What type of wound heals by delaying the suturing until the infection is resolved?
- A. Remodeling phase
- B. Primary intention
- C. Tertiary intention
- D. Secondary intention
Correct Answer: C
Rationale: Tertiary intention delays suturing until infection clears, allowing controlled closure.
When giving a hot soak treatment, what is most important to ensure?
- A. Soak only the affected area.
- B. Position the patient comfortably.
- C. Monitor the temperature of the water.
- D. Check the patient's skin integrity.
Correct Answer: C
Rationale: Monitoring water temperature prevents burns, the primary safety concern with hot soaks.
A nurse is planning care for a client who has multiple wounds. During the initial stage of wound healing, which of the following should the nurse include in the plan of care?
- A. Apply oxygen at 2 L/min via nasal cannula.
- B. Initiate mechanical debridement.
- C. Leave non-bleeding wounds open to air.
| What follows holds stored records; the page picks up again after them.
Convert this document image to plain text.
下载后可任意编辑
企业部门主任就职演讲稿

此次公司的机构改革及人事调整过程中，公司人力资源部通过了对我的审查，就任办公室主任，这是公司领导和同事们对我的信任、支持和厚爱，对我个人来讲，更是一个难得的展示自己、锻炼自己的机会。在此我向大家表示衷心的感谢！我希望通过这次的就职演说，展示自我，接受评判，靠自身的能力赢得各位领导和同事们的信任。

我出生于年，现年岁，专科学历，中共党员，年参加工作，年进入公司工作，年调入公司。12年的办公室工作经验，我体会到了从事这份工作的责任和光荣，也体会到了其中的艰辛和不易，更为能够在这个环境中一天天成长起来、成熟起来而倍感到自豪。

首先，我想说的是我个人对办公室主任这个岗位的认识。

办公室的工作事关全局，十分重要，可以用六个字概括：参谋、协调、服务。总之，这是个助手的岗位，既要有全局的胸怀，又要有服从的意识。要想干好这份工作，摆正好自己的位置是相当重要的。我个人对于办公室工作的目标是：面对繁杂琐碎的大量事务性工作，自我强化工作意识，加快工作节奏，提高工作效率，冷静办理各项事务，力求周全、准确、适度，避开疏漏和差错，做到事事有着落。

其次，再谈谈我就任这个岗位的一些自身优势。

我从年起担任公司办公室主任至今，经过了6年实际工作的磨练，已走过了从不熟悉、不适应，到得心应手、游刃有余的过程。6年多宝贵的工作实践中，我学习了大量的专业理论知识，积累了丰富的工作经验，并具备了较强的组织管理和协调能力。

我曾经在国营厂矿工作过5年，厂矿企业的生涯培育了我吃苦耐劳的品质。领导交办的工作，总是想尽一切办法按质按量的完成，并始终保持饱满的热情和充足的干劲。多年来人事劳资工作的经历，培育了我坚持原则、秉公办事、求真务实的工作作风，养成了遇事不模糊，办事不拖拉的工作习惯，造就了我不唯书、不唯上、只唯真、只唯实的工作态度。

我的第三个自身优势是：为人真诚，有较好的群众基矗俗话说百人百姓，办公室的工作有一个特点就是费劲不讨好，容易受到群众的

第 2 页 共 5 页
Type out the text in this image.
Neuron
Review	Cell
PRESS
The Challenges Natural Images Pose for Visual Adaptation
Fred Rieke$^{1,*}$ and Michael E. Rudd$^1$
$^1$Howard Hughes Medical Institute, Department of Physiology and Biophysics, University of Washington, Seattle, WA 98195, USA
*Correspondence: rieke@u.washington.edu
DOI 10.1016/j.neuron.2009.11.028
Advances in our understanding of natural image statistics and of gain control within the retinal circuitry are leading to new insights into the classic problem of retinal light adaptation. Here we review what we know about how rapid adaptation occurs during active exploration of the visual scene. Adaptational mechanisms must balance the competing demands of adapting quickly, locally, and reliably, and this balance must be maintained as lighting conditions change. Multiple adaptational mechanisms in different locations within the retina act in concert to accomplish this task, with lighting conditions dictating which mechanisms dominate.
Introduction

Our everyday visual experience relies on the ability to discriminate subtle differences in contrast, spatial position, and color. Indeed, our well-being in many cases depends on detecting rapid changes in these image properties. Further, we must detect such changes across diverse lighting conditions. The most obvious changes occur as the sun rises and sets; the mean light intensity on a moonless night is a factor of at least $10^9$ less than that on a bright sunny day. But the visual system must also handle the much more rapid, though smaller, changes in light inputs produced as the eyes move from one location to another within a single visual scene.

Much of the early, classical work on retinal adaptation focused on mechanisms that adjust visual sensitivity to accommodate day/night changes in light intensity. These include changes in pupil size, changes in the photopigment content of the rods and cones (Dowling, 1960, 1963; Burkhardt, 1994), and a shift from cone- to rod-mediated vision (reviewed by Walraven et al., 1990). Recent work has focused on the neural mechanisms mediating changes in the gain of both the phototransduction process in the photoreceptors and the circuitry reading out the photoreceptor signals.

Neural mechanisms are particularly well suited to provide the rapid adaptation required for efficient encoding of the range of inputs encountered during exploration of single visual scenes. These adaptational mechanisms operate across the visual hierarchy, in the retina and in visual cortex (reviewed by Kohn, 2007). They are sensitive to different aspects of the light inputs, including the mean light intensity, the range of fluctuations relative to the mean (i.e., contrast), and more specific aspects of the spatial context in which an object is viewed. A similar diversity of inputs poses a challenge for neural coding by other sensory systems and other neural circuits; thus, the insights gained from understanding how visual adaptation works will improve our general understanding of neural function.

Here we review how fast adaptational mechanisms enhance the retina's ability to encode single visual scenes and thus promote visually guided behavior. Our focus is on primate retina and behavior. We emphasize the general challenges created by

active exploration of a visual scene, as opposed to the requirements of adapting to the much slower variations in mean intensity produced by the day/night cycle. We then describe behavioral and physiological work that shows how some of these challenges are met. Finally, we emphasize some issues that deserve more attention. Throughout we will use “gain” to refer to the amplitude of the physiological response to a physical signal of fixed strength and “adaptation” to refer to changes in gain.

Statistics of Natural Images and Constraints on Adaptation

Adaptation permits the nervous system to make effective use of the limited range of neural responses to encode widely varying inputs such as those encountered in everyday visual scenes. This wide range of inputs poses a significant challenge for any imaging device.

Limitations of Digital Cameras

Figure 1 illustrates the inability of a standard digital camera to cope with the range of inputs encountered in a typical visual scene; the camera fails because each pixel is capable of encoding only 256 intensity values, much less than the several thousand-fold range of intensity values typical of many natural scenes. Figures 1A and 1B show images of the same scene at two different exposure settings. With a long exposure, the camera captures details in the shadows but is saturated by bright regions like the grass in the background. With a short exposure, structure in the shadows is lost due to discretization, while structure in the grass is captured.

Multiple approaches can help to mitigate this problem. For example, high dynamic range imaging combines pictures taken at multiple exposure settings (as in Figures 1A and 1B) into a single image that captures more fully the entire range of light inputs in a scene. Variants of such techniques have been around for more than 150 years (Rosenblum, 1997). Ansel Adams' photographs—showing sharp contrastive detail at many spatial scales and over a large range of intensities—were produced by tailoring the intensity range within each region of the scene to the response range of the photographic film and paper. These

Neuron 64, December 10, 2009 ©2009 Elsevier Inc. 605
- D. Administer a corticosteroid medication.
Correct Answer: A
Rationale: Oxygen supports the initial inflammatory stage by aiding cellular function, unlike corticosteroids, which delay healing.
A patient has a pooling of blood under unbroken skin of the hip after a fall. The nurse should document that this patient has a/an:
- A. Abrasion.
- B. Avulsion.
- C. Laceration.
- D. Hematoma.
Correct Answer: D
Rationale: A hematoma is a collection of blood under intact skin, caused by trauma like a fall.